Older Catholics might remember when such prayers were called “ejaculations.” The word has fallen into disuse, but the image of prayer being forced from us (like water spurting from a pressured fountain-spout) is very apt. Our most desperate pleas can burst forth from us, unbidden, to bring some relief, some small sense of controlling something, and even a bit of companionship and peace. You might find yourself saying things like:
- Lord, have mercy!
- Angels and saints, be with me!
- Mother of God, pray for us!
- I believe, Lord, help my unbelief!
I realized today that when I drive past a Catholic church, I make the sign of the cross and declare, “Blessed be Christ Jesus in the Holy Tabernacle,” or “Praise to the Blessed Sacrament of the Altar.” When First Responders race past me, I bless myself and say, “Jesus, Mary and Joseph, be with all involved!” Today, watching a mother cross the street with two little kids in tow, I found myself once again making the sign of the cross and muttering “O Mary and all Guardian Angels be with us!”
I have become my grandmother. I have become Dennis Fermoyle — “Din the Downshouter” of Henry Morton Robinson’s classic novel The Cardinal — the motorman father of a future priest, whose route would take him past churches and always elicit from him a doff of his hat and quick, prayerful ejaculate.

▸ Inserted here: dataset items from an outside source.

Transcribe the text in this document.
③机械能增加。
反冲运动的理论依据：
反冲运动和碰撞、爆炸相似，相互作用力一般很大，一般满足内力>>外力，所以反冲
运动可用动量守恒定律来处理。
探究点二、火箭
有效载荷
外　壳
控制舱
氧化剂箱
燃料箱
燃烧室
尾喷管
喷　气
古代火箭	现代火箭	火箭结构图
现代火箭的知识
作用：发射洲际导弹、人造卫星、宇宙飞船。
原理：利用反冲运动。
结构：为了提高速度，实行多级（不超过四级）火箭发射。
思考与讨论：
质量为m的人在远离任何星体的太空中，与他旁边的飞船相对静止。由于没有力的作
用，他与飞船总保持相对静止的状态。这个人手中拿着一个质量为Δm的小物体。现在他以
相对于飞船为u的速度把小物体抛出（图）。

On consideration, I’ve taken it as no bad thing that, somehow, I’ve developed a habit of spewing prayers of praise and supplication as I go along, all for no other reason than because something, or someone, has caught my eye and momentarily broken through into my awareness.
The brief prayer is a small act of faith, but one that has the effect of taking us out of ourselves of a moment, and grounding us in a mysterious locus of mercy and other-mindedness — a spiritual street-corner that seems a good hang-out, for a habit of prayerful awareness seems worth cultivating.
A long time ago, I prayed to learn to love prayer and to grow in it. And a year or so ago, I prayed to be able to love, again without the barrier of labels. I fail too often — everyday — so perhaps this gift of ejaculation, this habit not consciously started, is an answer to both prayers, a way to help me get along and grow further in love.
And hey, it gives me a click-baiting headline, to boot!